Fundamental to Maria Lai’s mature production is her recourse to thread, embroidery, and the art of sewing, which emerges in the Geographies, embroidered cloths on which complex “astral maps” are unfolded, which, the artist recalls, “responded to the need for a relationship with the infinite, for a dilation and projection onto distances.”

Lai’s maps invite us on a journey beyond contingency, drawing imaginary spaces, evoking worlds, constellations and astral harmonies. Curved lines and oblique ones lead our gaze to elsewhere, an emptiness that is charged with mystery and magic: “I seek cosmic spaces, skies, spaces that are far away yet tactile. The spaces I seek are not so much in a surface as beyond it.”

The artist also entrusts her autobiography, her thoughts, her aphorisms to embroidery, translating them into delicate writings on fabric, where the written language combines with the image, cancelling the distances between poetry and visual arts. Reflecting on an ancient practice linked to the female figure, sewing appears to be a place of freedom, capable of translating universal and personal instances.

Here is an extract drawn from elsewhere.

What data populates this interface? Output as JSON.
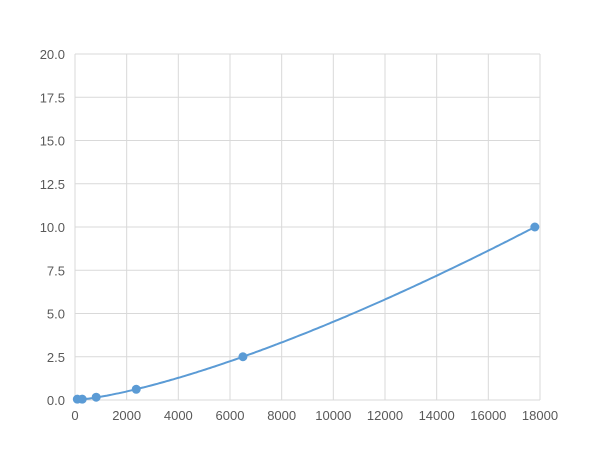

Love for creation envelops all the work of the artist for whom the work is “an object of scientific investigation, but a possibility of contact with the universal (...) The contact must be direct and individual, however: not as a mental act, but through the body, the material.” Maria Lai observes life in all its forms, giving voice to its variety: her works are an expression of a pure and unfiltered love for nature and living beings. “I am a little girl playing, a little goat anxious about precipices. I listen to the silence suspended between heaven and earth.” The little goat, humble and stubborn, is a kind of alter ego of the artist, who with determination pursues her research revealing the generative power of art, which defies convention and celebrates in simple language the wonder of creation.

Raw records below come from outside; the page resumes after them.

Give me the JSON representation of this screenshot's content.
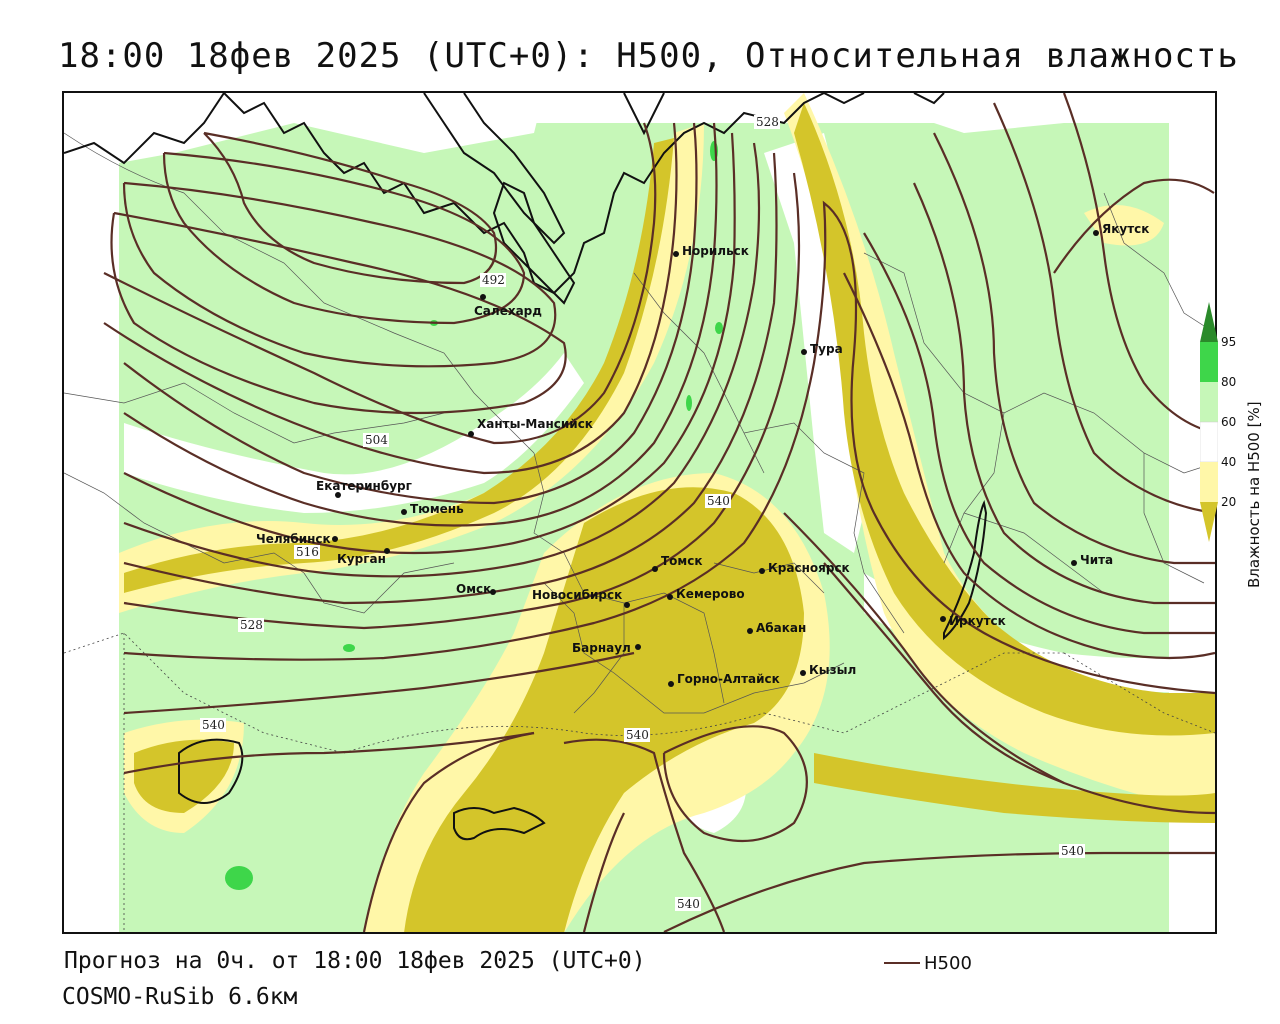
{
  "title": "18:00 18фев 2025 (UTC+0): H500, Относительная влажность",
  "footer": {
    "forecast": "Прогноз на 0ч. от 18:00 18фев 2025 (UTC+0)",
    "model": "COSMO-RuSib 6.6км"
  },
  "legend": {
    "line_label": "H500",
    "line_color": "#5a2e26"
  },
  "colorbar": {
    "title": "Влажность на H500 [%]",
    "ticks": [
      "95",
      "80",
      "60",
      "40",
      "20"
    ],
    "colors": {
      "c20": "#d4c52a",
      "c40": "#fff7a8",
      "c60": "#ffffff",
      "c80": "#c6f7b8",
      "c95": "#3ed64a",
      "c100": "#2a8a2a"
    }
  },
  "cities": [
    "Салехард",
    "Норильск",
    "Якутск",
    "Тура",
    "Ханты-Мансийск",
    "Екатеринбург",
    "Тюмень",
    "Челябинск",
    "Курган",
    "Омск",
    "Новосибирск",
    "Томск",
    "Кемерово",
    "Красноярск",
    "Барнаул",
    "Абакан",
    "Горно-Алтайск",
    "Кызыл",
    "Иркутск",
    "Чита"
  ],
  "contour_labels": [
    "492",
    "504",
    "516",
    "528",
    "528",
    "540",
    "540",
    "540",
    "540",
    "540"
  ]
}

“The exhibition Maria Lai. The Bread of Heaven reaffirms the centrality of the Museo Novecento in the Italian art scene,” says Sergio Risaliti, director of the Museo Novecento in Florence, “re-launching its role as a cultural institution committed to the realization of projects aimed at enhancing both the collections of the City of Florence and the artists in them, through exhibitions that cross the boundaries of the metropolitan city to open up to the national territory. The present exhibition is in fact part of the projects conceived in recent years, which have seen the presentation of a conspicuous number of works from the Alberto Della Ragione collection. On this occasion we have focused our attention on the work of Maria Lai, a protagonist of Italian art of the 20th and 21st centuries, one of whose works has recently become part of the twentieth-century collections of the City of Florence. Her research, now known to an ever-growing public also thanks to the tireless work of the Maria Lai Archive, seemed to us the most suitable to reinterpret in a contemporary key the timeless spirituality of St. Francis of Assisi, celebrated today thanks to the articulate and intense work of the Greccio 2023 National Committee.”

The exhibition opens Wednesday through Friday from 5 to 8 p.m., Saturday and Sunday from 10 a.m. to 1 p.m. and 5 to 8 p.m.